SOME things are better not said. Nigeria’s attitude to accountability
casts slurs on any efforts to fight corruption and the criminalities it
sustains.
How can $26.5 million (about N4.24 billion) be paid to the Federal
Government, and nobody is sure who has the money? Why would it take
America’s prompting for government to act on the matter?
A $180 million scam involving Halliburton has seen people jailed
abroad, others fined, including the construction company, Julius Berger,
but in Nigeria, instead of those alleged to be involved to be
prosecuted, it is the fine of $26.5 million Berger paid that is missing.

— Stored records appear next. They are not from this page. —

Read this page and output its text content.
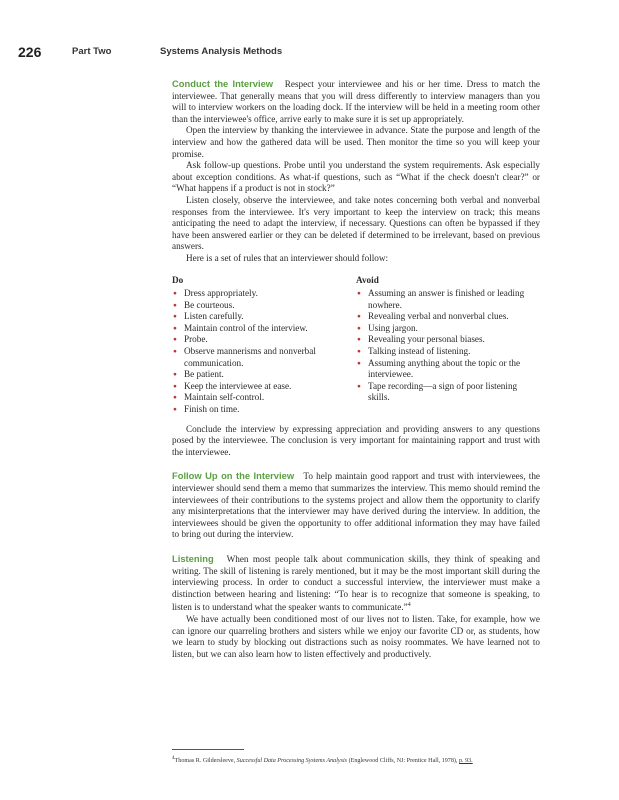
226	Part Two	Systems Analysis Methods

Conduct the Interview Respect your interviewee and his or her time. Dress to match the interviewee. That generally means that you will dress differently to interview managers than you will to interview workers on the loading dock. If the interview will be held in a meeting room other than the interviewee's office, arrive early to make sure it is set up appropriately.

Open the interview by thanking the interviewee in advance. State the purpose and length of the interview and how the gathered data will be used. Then monitor the time so you will keep your promise.

Ask follow-up questions. Probe until you understand the system requirements. Ask especially about exception conditions. As what-if questions, such as “What if the check doesn't clear?” or “What happens if a product is not in stock?”

Listen closely, observe the interviewee, and take notes concerning both verbal and nonverbal responses from the interviewee. It's very important to keep the interview on track; this means anticipating the need to adapt the interview, if necessary. Questions can often be bypassed if they have been answered earlier or they can be deleted if determined to be irrelevant, based on previous answers.

Here is a set of rules that an interviewer should follow:

Do
● Dress appropriately.
● Be courteous.
● Listen carefully.
● Maintain control of the interview.
● Probe.
● Observe mannerisms and nonverbal communication.
● Be patient.
● Keep the interviewee at ease.
● Maintain self-control.
● Finish on time.
Avoid
● Assuming an answer is finished or leading nowhere.
● Revealing verbal and nonverbal clues.
● Using jargon.
● Revealing your personal biases.
● Talking instead of listening.
● Assuming anything about the topic or the interviewee.
● Tape recording—a sign of poor listening skills.

Conclude the interview by expressing appreciation and providing answers to any questions posed by the interviewee. The conclusion is very important for maintaining rapport and trust with the interviewee.

Follow Up on the Interview To help maintain good rapport and trust with interviewees, the interviewer should send them a memo that summarizes the interview. This memo should remind the interviewees of their contributions to the systems project and allow them the opportunity to clarify any misinterpretations that the interviewer may have derived during the interview. In addition, the interviewees should be given the opportunity to offer additional information they may have failed to bring out during the interview.

Listening When most people talk about communication skills, they think of speaking and writing. The skill of listening is rarely mentioned, but it may be the most important skill during the interviewing process. In order to conduct a successful interview, the interviewer must make a distinction between hearing and listening: “To hear is to recognize that someone is speaking, to listen is to understand what the speaker wants to communicate.”$^4$

We have actually been conditioned most of our lives not to listen. Take, for example, how we can ignore our quarreling brothers and sisters while we enjoy our favorite CD or, as students, how we learn to study by blocking out distractions such as noisy roommates. We have learned not to listen, but we can also learn how to listen effectively and productively.

$^4$Thomas R. Gildersleeve, Successful Data Processing Systems Analysis (Englewood Cliffs, NJ: Prentice Hall, 1978), p. 93.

President Goodluck Jonathan’s instruction to the Attorney General of
the Federation Mohammed Bello Adoke to recover the money is instructive.
There are conflicting statements from Berger, the police and the Office
of the Accountant General of the Federation on the money.
One account said the money was with the Accountant General of the
Federation. Another said it was with the Attorney General. How would
government be unable to trace the money, which Berger paid for a plea
bargain?
Nigeria has not investigated the scam in a satisfactory manner. The
refusal to try those indicted could be part of the inattentiveness in
the matter that made it possible for $26.5 million that should have been
recovered to be missing.
Mr. Jeffery Tesler, a Halliburton official, jailed for the scam,
listed Nigerian officials who benefitted from bribes paid to them to
gain favourable considerations in LNG contracts. Tesler said he used
Berger as a conduit for the money which was used to bribe top government
functionaries and some prominent Nigerians.
Only a former Special Assistant on Domestic Affairs to former
President Olusegun Obasanjo was charged to court. The case instituted in
2010 is still on.
The new scandal became public two weeks ago, when the US government,
in response to Nigeria’s request to release the balance of the bribe
money held up in a US bank asked Nigeria to account for the plea bargain
money.
The additional condition the US gave for releasing the money is prosecution of those involved in the scam.
Our concerns centre on the lax application of accountability in
government affairs. The Halliburton money may be only an instance.
There are many cases of money the Economic and Financial Crimes
Commission, EFCC, recovered that nobody knows where the money is. What
would make government ask for accounts of the money?
Governments should be worried about their accounting standards. The
standards have been lowered so much they invite insult from the likes of
the US government.
Halliburton money is not missing, we simply have a scandal within a scandal.